Barrett Strong, Early Motown Hitmaker, Co-Writer Of Hitsville Classics, Dies At 81
Strong’s 1959 recording of ‘Money (That’s What I Want) was Motown’s first hit and he later formed a formidable creative partnership with Norman Whitfield.
Barrett Strong, the early Motown artist who became one of the company’s key songwriters and formed a formidable creative partnership with Norman Whitfield, died yesterday (29) in Detroit, at the age of 81.
Strong, an inductee of the Songwriters Hall of Fame, played a seminal role in Motown’s initial success with his 1959 recording of “Money (That’s What I Want,” written by founder Berry Gordy with Janie Bradford. The song became a No.2 R&B hit and Top 30 pop entry in the US, and served as an introduction to Motown for many emerging artists, most notably The Beatles, who included a cover on their second album With The Beatles (released in American as The Beatles’ Second Album). The song was also cut by countless other British outfits, including the Rolling Stones, and by everyone from Etta James to the Everly Brothers.
Said Gordy in a statement: “I am saddened to hear of the passing of Barrett Strong, one of my earliest artists, and the man who sang my first big hit ‘Money (That’s What I Want)’ in 1959. Barrett was not only a great singer and piano player, but he, along with his writing partner Norman Whitfield, created an incredible body of work, primarily with the Temptations. Their hit songs were revolutionary in sound and captured the spirit of the times like ‘Cloud Nine’ and the still relevant, ‘Ball of Confusion (That’s What the World is Today).’

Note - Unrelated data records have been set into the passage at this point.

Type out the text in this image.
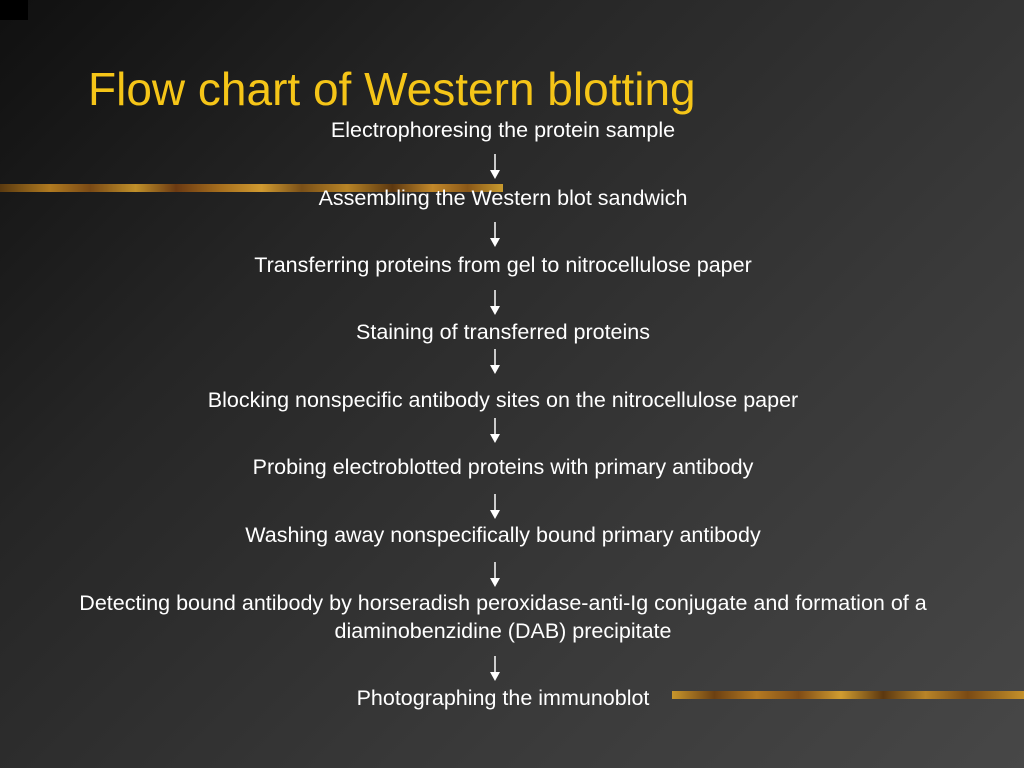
Flow chart of Western blotting
Electrophoresing the protein sample
Assembling the Western blot sandwich
Transferring proteins from gel to nitrocellulose paper
Staining of transferred proteins
Blocking nonspecific antibody sites on the nitrocellulose paper
Probing electroblotted proteins with primary antibody
Washing away nonspecifically bound primary antibody
Detecting bound antibody by horseradish peroxidase-anti-Ig conjugate and formation of a diaminobenzidine (DAB) precipitate
Photographing the immunoblot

“My heartfelt condolences go out to his family and friends,” he continued. “Barrett is an original member of the Motown Family and will be missed by all of us.” More details of Strong’s life and work can be read in this uDiscover Music story.
His passing was observed by many admirers of his recorded legacy as both artist and writer. Billy Bragg posted the Temptations’ classic ‘Just My Imagination (Running Away With Me)’ and wrote: “Last night – or was it the night before? – the opening riff of this tune was threaded through my dreams. 3 mins and 48 secs of perfection. And now I hear that Barrett Strong, who wrote the song with Norman Whitfield has passed away. Damn.”